Geçen yıl 19 Kasım’da bu köşede yayımlanan “Milli birlik ve beraberliğe en çok ihtiyaç duyduğumuz şu günlerde…” adlı yazıda, iktidarın içeride ve dışarıdaki sıkışmışlık halinden ve bunu aşmak için Atatürkçülüğe, milliliğe, antiemperyalizme sarılmasından söz ettikten sonra şöyle demiştik:

“Şimdi buna bir de Afrin ya da Kandil’e yönelik bir operasyonun eklenmesi, ‘milli birlik beraberlik’ dalgasının daha da yükseltilmesi ve toplumun bir kez daha milliyetçilik üzerinden hizaya getirilmesi şaşırtıcı olmayacaktır, iç ve dış tıkanıklığın, meşruiyet ve yönetememe krizinin ‘normal’ yöntemlerle aşılamadığı durumlarda, olağanüstü yöntemleri devreye sokmak siyasetin temel kurallarından biridir çünkü ve konjonktür de bunun için uygundur.”

Afrin’e yönelik bir operasyonun kamuoyunun gündemine giderek daha yoğun bir şekilde taşınmaya başlandığı 2018’in ilk günlerinde, tam tarih vermek gerekirse 8 Ocak’ta, Devlet Bahçeli bir açıklama yaparak şöyle dedi:

“MHP Cumhurbaşkanlığı adayı göstermeyecektir, MHP’nin genel başkanı Cumhurbaşkanı adayı olmayacaktır. İttifak olursa ittifakla, ittifak olmazsa kendi partisi olarak seçime girer. Cumhurbaşkanlığı seçimlerinde ise Yenikapı ruhu ile hareket eder, Recep Tayyip Erdoğan’ı destekleme kararı alır.”

Erdoğan kendisine uzatılan zeytin dalını gecikmeksizin kabul etti ve bunu ertesi günkü Meclis grup toplantısında şöyle duyurdu:

“Ben Sayın Bahçeli’nin dün yaptığı açıklamayı çok önemli görüyorum. Destek kararı için şahsım, partim ve milletim adına şükranlarımı sunuyorum. 2019 seçiminin yerli ve milli olanlarla, ipi başka mahfillerin elinde bulunanlar arasında geçeceği açıktır. Hayırlı olan işte yavaş davranmamak lazım. Bahçeli’yi davet ettim, yanıt bekliyorum.”

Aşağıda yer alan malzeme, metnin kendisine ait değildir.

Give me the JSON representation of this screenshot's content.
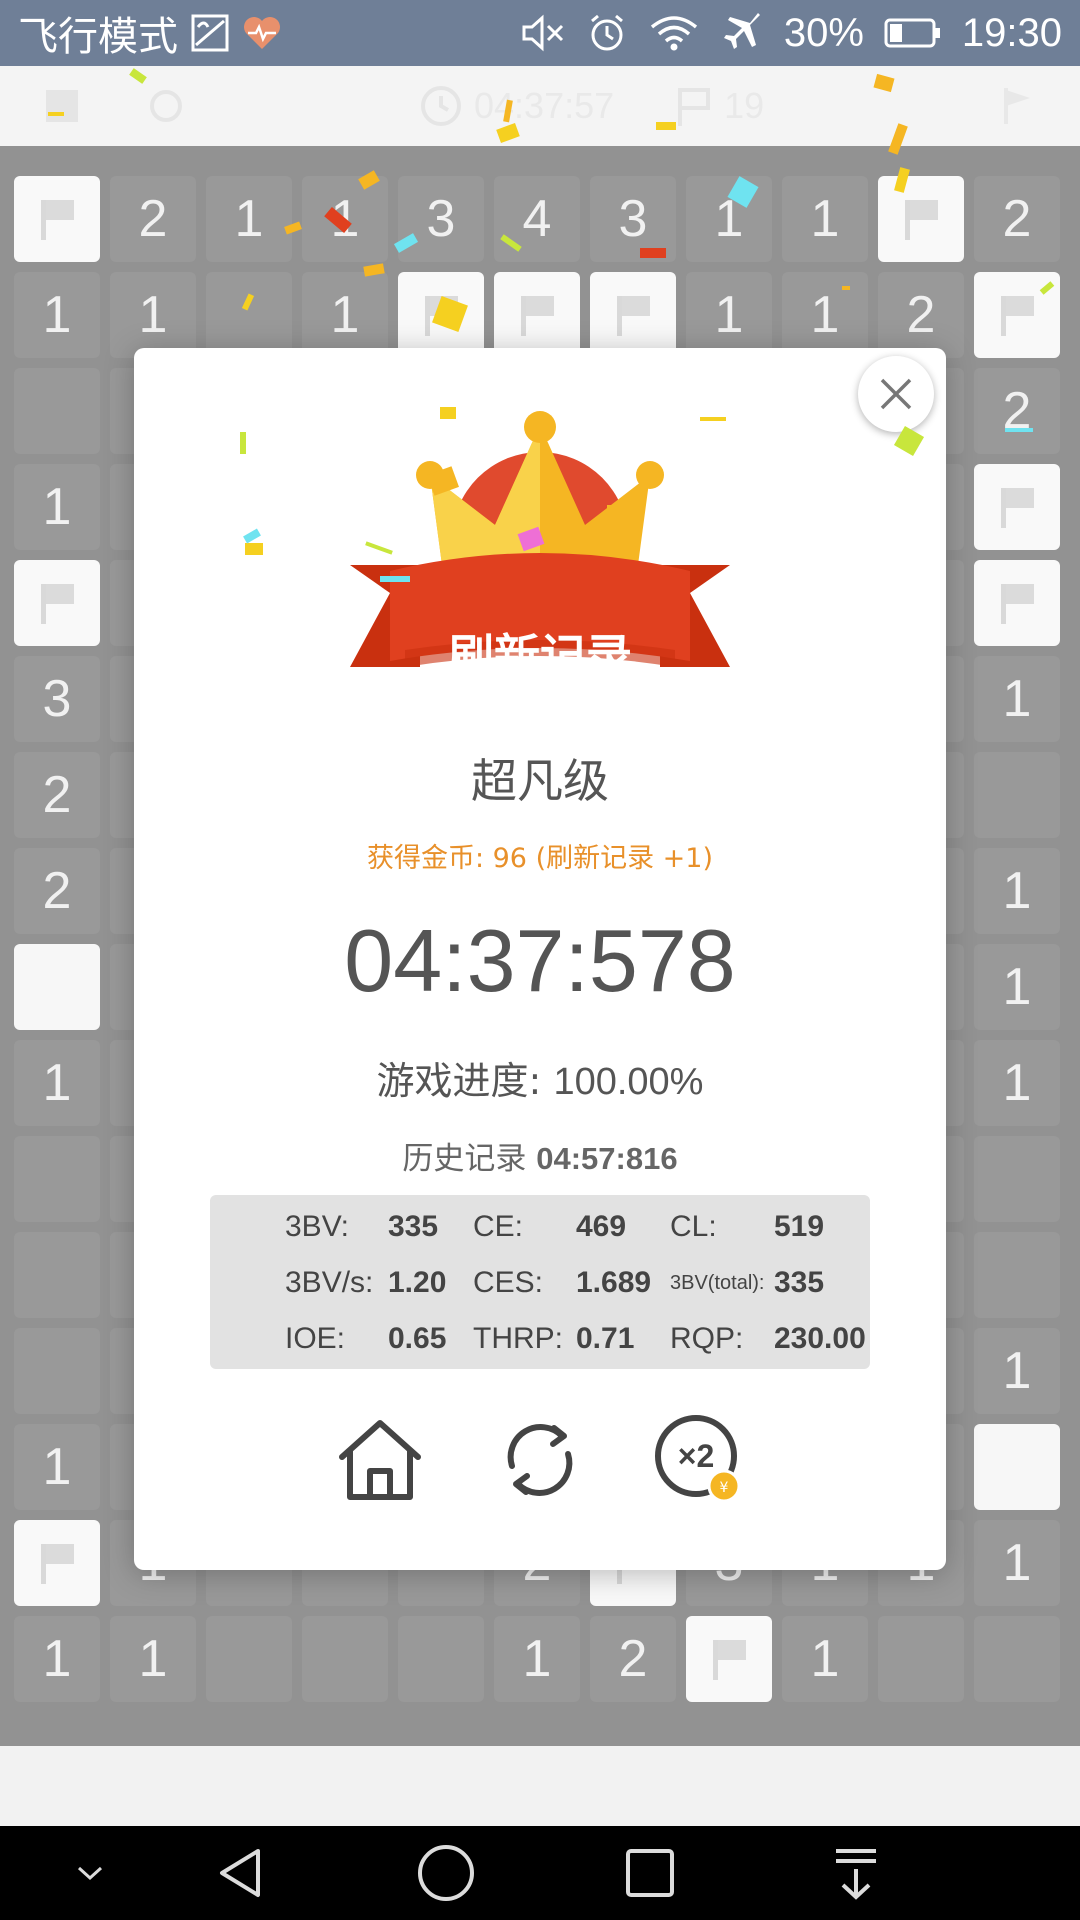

İki isim hemen ertesi gün bir araya geldi ve AKP-MHP ittifakı üzerinde anlaşıldı, ittifakın teknik meselelerinin halledilmesi için bir komisyon kurulması kararı alındı ve o komisyon da çalışmalarını geçtiğimiz haftasonu itibariyle tamamladı. Pazar günü tekrar bir araya gelen ikili son bir kez daha görüştüler ve ittifak için yapılacak kanuni düzenlemenin, bugün, yani çarşamba günü Meclis’e getirilmesi için anlaştılar.

Bahçeli’nin açıklaması 8 Ocak’ta yapıldı, Erdoğan’ın teklifi kabulü 9 Ocak’ta söz konusu oldu, iki ismin bir araya gelmesi 10 Ocak’ta gerçekleşti, ittifak komisyonu 11 Ocak’ta kuruldu, ilk toplantısını ise 18 Ocak’ta yaptı.

Peki bu ittifak sürecine eşlik eden diğer süreç neydi? Erdoğan 13 Ocak’ta Elazığ’da “1 haftaya kalmaz ne yapacağımızı görecekler” derken, 14’ünde Tokat’ta “Operasyonumuzu Afrin’le devam ettireceğiz” dedi. 15 Ocak’ta ise Kazan’da “TSK en kısa sürede Afrin ve Münbiç meselesini halledecektir” şeklinde konuştu. Tüm bu konuşmalardan sonra, 20 Ocak 2018’de Zeytin Dalı Operasyonu başladı.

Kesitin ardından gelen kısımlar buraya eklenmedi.